Some twenty-ish years later I was asked to write a C function to reverse a string on a white board and I failed because I’d misformatted the for loop. I don’t think it was because I’ve become a worse C coder in the intervening years.
When I’m actually coding I’m sat with my editor configured Just So with completion, compilation and unit tests at my finger tips. My favourite coding music blasting my speakers and a handy browser window for looking up anything in unsure of. This is my most productive setting and expecting the same performance in a stressful interview setting is foolish in my opinion.
Working through problems on a white board can work well but you are looking for the problem solving approach, not an encyclopedic knowledge of regex syntax. Those same problems get immeasurably harder when explained over a phone call.
My personal preference when evaluating candidates ability to code is reading their actual production code, the break down of commits, the commit messages and the sort of unit tests they add with a feature.
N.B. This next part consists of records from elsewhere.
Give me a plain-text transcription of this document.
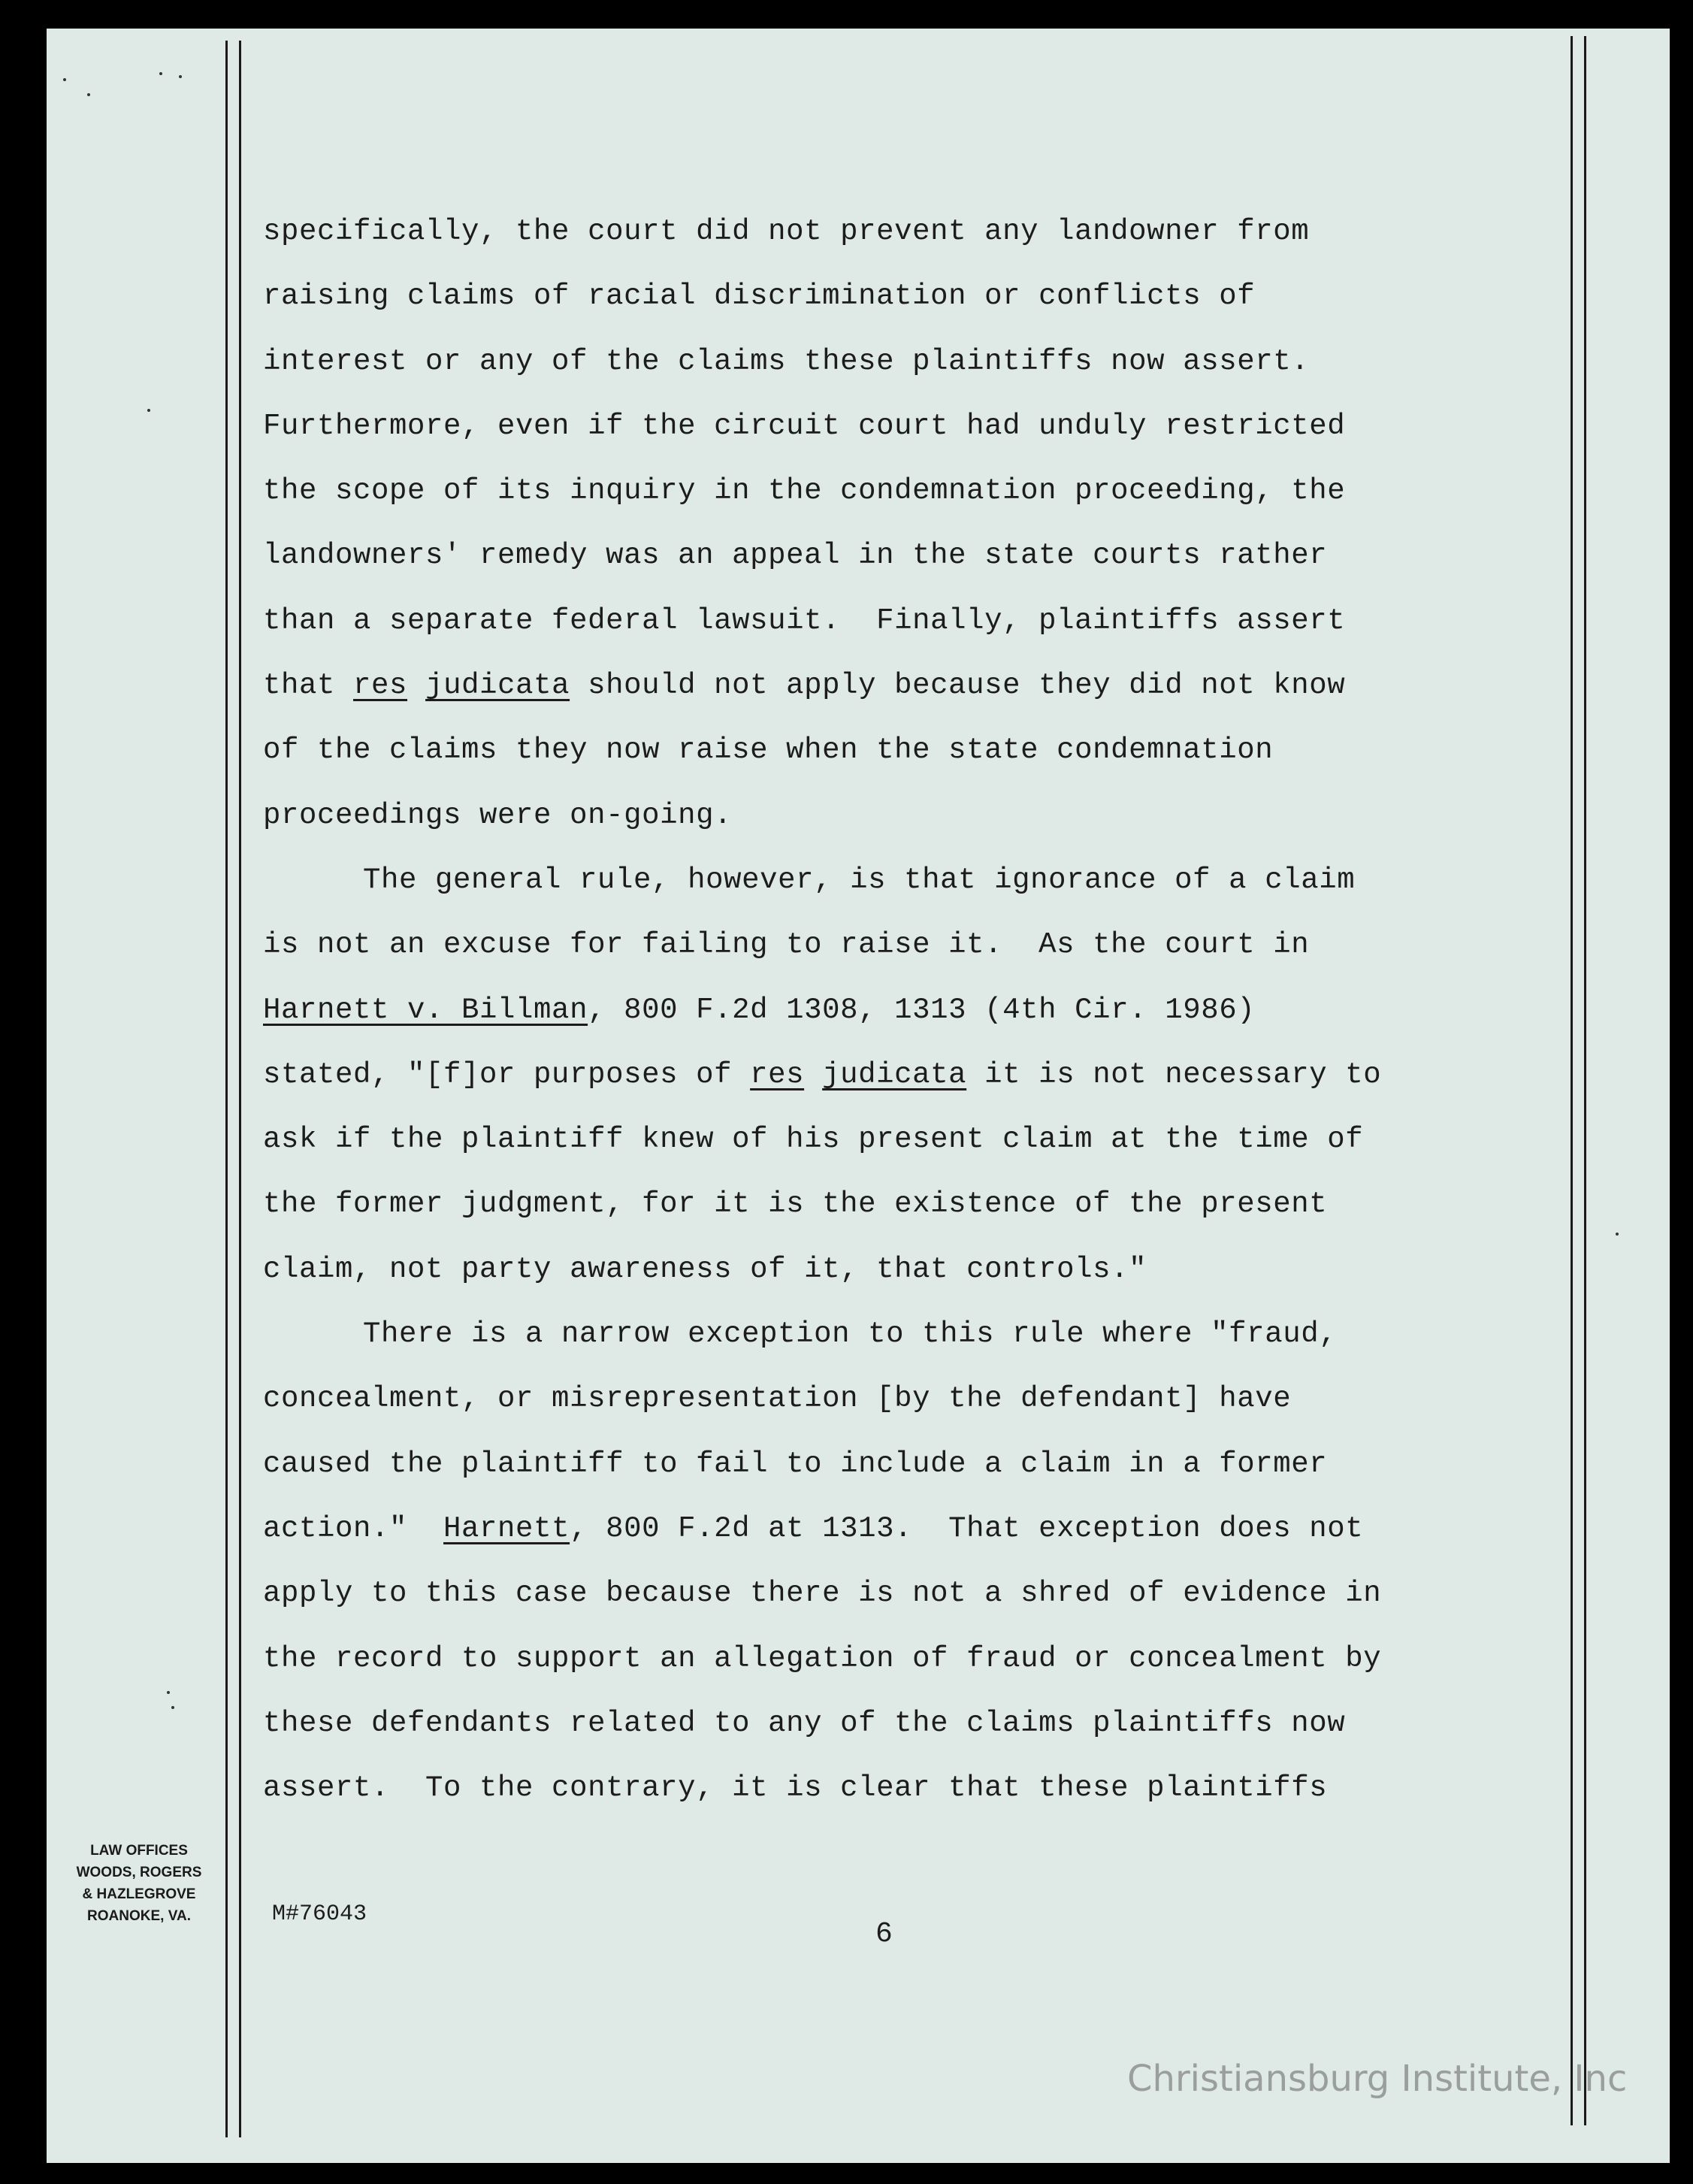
specifically, the court did not prevent any landowner from
raising claims of racial discrimination or conflicts of
interest or any of the claims these plaintiffs now assert.
Furthermore, even if the circuit court had unduly restricted
the scope of its inquiry in the condemnation proceeding, the
landowners' remedy was an appeal in the state courts rather
than a separate federal lawsuit.  Finally, plaintiffs assert
that res judicata should not apply because they did not know
of the claims they now raise when the state condemnation
proceedings were on-going.
The general rule, however, is that ignorance of a claim
is not an excuse for failing to raise it.  As the court in
Harnett v. Billman, 800 F.2d 1308, 1313 (4th Cir. 1986)
stated, "[f]or purposes of res judicata it is not necessary to
ask if the plaintiff knew of his present claim at the time of
the former judgment, for it is the existence of the present
claim, not party awareness of it, that controls."
There is a narrow exception to this rule where "fraud,
concealment, or misrepresentation [by the defendant] have
caused the plaintiff to fail to include a claim in a former
action."  Harnett, 800 F.2d at 1313.  That exception does not
apply to this case because there is not a shred of evidence in
the record to support an allegation of fraud or concealment by
these defendants related to any of the claims plaintiffs now
assert.  To the contrary, it is clear that these plaintiffs
LAW OFFICES
WOODS, ROGERS
& HAZLEGROVE
ROANOKE, VA.	M#76043
6
Christiansburg Institute, Inc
The interview is more focused on their soft skills, what about the work excites them and what they are looking to get out of the role.
my current company does live code design challenges instead of straigt codong exercises. seems to work well
I think asking one simple coding question during a live interview is a great way to eliminate candidates that have obviously lied on their CVs. Nothing fancy, just a simple problem that everyone should know. But asking leet-code medium or hard problems make no sense.
Our industry has no idea how to hire people. Our interview processes are almost designed to filter out obviously bad candidates while accepting that some good candidates will fail, too. Getting a specifically good candidate is almost luck.
Remember this if you’re bummed about a string of rejections.
I mean, this is essentially all hiring processes.
The way to get actually good employees is to be the sort of place that actual good employees want to work for. Good pay, good work-life balance, good managers and company culture, work that is enjoyable and meaningful. Then, you hire through social networks. The founders start off as people who meet through informal social networks. They hire their friends. And then they ask their friends for further recommendations. The best way to know if someone is a good hire is if you have actually worked with them before. And at this point, the interview is really just hanging out, shaking hands, and having lunch before you sign some paperwork.
So in other words, focus on hiring extroverts who are great at forming social networks.
I mean, kind of. I wouldnt say extroverts, so much as “people with good/decent social skills”. Introversion/extroversion is a sliding scale, not a dichotomy, and it refers more to your propensity to gain or lose energy from social interactions - not your ability to socialize.
While many more introverted people find socializing more difficult in general, there is no reason why they can’t develop the skill.
Sure, but if someone is more introverted, then, even if they have amazing social skills, they will have a much harder time forming social networks with a lot of reach because it takes more energy for them to do so, whereas it is a lot easier for a more extroverted person to do this.